Bob Carter takes a plane up to 45,000 feet to test an anti-gravity device, but instead it hurls him into the same future as the story “Twilight”—but whereas the earlier story had mankind who were dying out in 7,000,000 A.D. because of the ubiquity of machines, Carter finds himself billions of years beyond that, with both man and (most) machines long gone.
Ah, yes, you have a mathematical means of expression, but no understanding of that time, so it is useless. But the last of humanity was allowed to end before the Sun changed from the original G-O stage—a very, very long time ago.

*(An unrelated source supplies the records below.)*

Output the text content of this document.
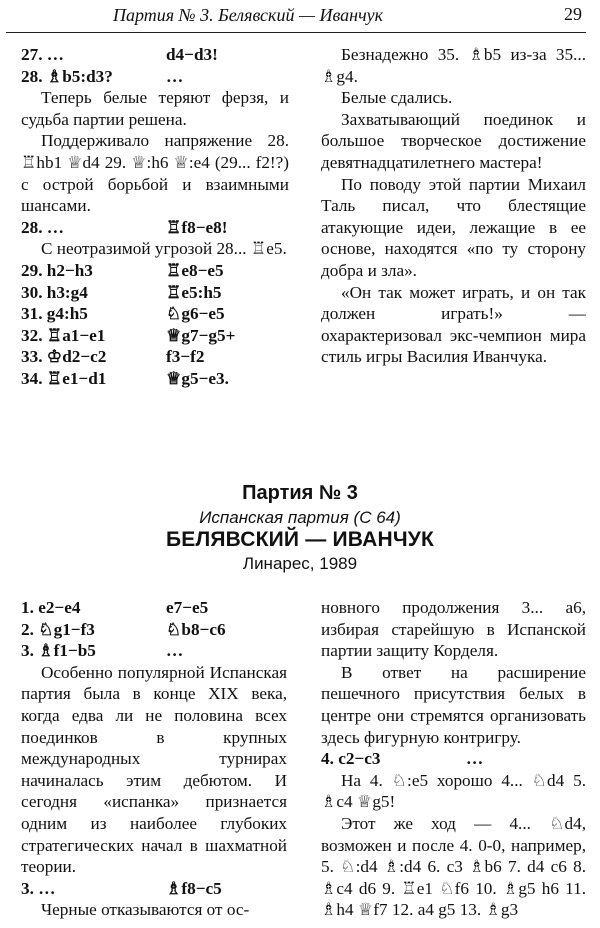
Партия № 3. Белявский — Иванчук	29
27. …	d4−d3!
28. ♗b5:d3?	…

Теперь белые теряют ферзя, и судьба партии решена.

Поддерживало напряжение 28. ♖hb1 ♕d4 29. ♕:h6 ♕:e4 (29... f2!?) с острой борьбой и взаимными шансами.

28. …	♖f8−e8!

С неотразимой угрозой 28... ♖e5.

29. h2−h3	♖e8−e5
30. h3:g4	♖e5:h5
31. g4:h5	♘g6−e5
32. ♖a1−e1	♕g7−g5+
33. ♔d2−c2	f3−f2
34. ♖e1−d1	♕g5−e3.

Безнадежно 35. ♗b5 из-за 35... ♗g4.

Белые сдались.

Захватывающий поединок и большое творческое достижение девятнадцатилетнего мастера!

По поводу этой партии Михаил Таль писал, что блестящие атакующие идеи, лежащие в ее основе, находятся «по ту сторону добра и зла».

«Он так может играть, и он так должен играть!» — охарактеризовал экс-чемпион мира стиль игры Василия Иванчука.

Партия № 3
Испанская партия (C 64)
БЕЛЯВСКИЙ — ИВАНЧУК
Линарес, 1989
1. e2−e4	e7−e5
2. ♘g1−f3	♘b8−c6
3. ♗f1−b5	…

Особенно популярной Испанская партия была в конце XIX века, когда едва ли не половина всех поединков в крупных международных турнирах начиналась этим дебютом. И сегодня «испанка» признается одним из наиболее глубоких стратегических начал в шахматной теории.

3. …	♗f8−c5

Черные отказываются от ос-

новного продолжения 3... a6, избирая старейшую в Испанской партии защиту Корделя.

В ответ на расширение пешечного присутствия белых в центре они стремятся организовать здесь фигурную контригру.

4. c2−c3	…

На 4. ♘:e5 хорошо 4... ♘d4 5. ♗c4 ♕g5!

Этот же ход — 4... ♘d4, возможен и после 4. 0-0, например, 5. ♘:d4 ♗:d4 6. c3 ♗b6 7. d4 c6 8. ♗c4 d6 9. ♖e1 ♘f6 10. ♗g5 h6 11. ♗h4 ♕f7 12. a4 g5 13. ♗g3
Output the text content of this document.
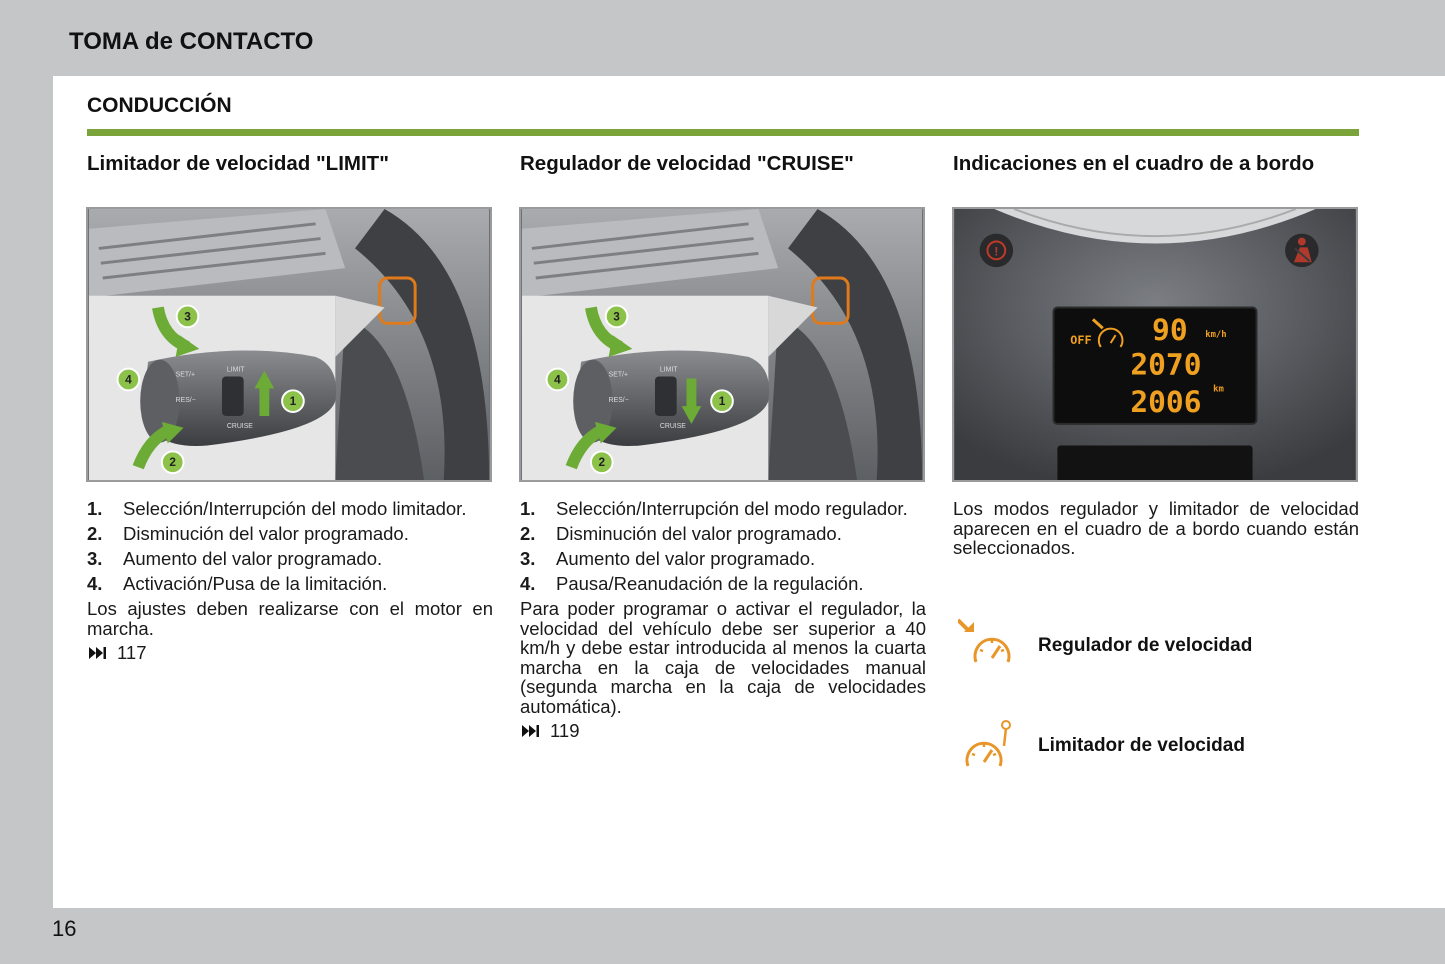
TOMA de CONTACTO
CONDUCCIÓN
Limitador de velocidad "LIMIT"
SET/+
LIMIT
RES/−
CRUISE
3
4
1
2
1.	Selección/Interrupción del modo limitador.
2.	Disminución del valor programado.
3.	Aumento del valor programado.
4.	Activación/Pusa de la limitación.
Los ajustes deben realizarse con el motor en marcha.
117
Regulador de velocidad "CRUISE"
SET/+
LIMIT
RES/−
CRUISE
3
4
1
2
1.	Selección/Interrupción del modo regulador.
2.	Disminución del valor programado.
3.	Aumento del valor programado.
4.	Pausa/Reanudación de la regulación.
Para poder programar o activar el regulador, la velocidad del vehículo debe ser superior a 40 km/h y debe estar introducida al menos la cuarta marcha en la caja de velocidades manual (segunda marcha en la caja de velocidades automática).
119
Indicaciones en el cuadro de a bordo
!
OFF 90 km/h
2070
2006 km
Los modos regulador y limitador de velocidad aparecen en el cuadro de a bordo cuando están seleccionados.
Regulador de velocidad
Limitador de velocidad
16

“Night” by John W. Campbell, Jr., Astounding, October 1935.

Elimination

by John W. Campbell, Jr.


“Elimination” by John W. Campbell, Jr., Astounding Stories, May 1936.

Forgetfulness

by John W. Campbell, Jr.

Millions of years after mankind raised various species and sent them to the stars, one of the species returns and believes that humans have fallen into a primitive existence. And the time travel? Partway through the story, there’s a power source that goes to the end of time and cycles back to the beginning of time. In addition, Fred Galvin pointed out to me that even though it takes the aliens six years to travel to Earth, when they return to their home planet, only one year has passed, apparently a complete undoing by Seun of Rhth of the alien invasion.

The story also appeared in Healy and McComas’s seminal anthology, Adventures in Time and Space, and it was made into a one-act play in 1943 by Wayne Gordon.

In the first revolution it made, the first day it was built, it circled to the ultimate end of time and the universe, and back to the day it was built.

“Forgetfulness” by John W. Campbell, Jr., Astounding, June 1937.

Exploring Tomorrow

by John W. Campbell, Jr.

From Dec 1957 to Jun 1958, John W. Campbell himself hosted this radio series for the Mutual Broadcasting System. Many episodes were written by John Flemming, and although there was no official connection between the show and Campbell’s Astounding, many other scripts were by Campbell’s stable of writers including Poul Anderson, Isaac Asimov, Philip K. Dick, Gordon R. Dickson, Murry Leinster, Robert Silverberg and George O. Smith (“Time Traveler”). There were at least three time-travel episodes.
You’ve got a son to take care of you in your old age, Mr. Thompson.

Exploring Tomorrow by John W. Campbell, Jr. (29 January 1958).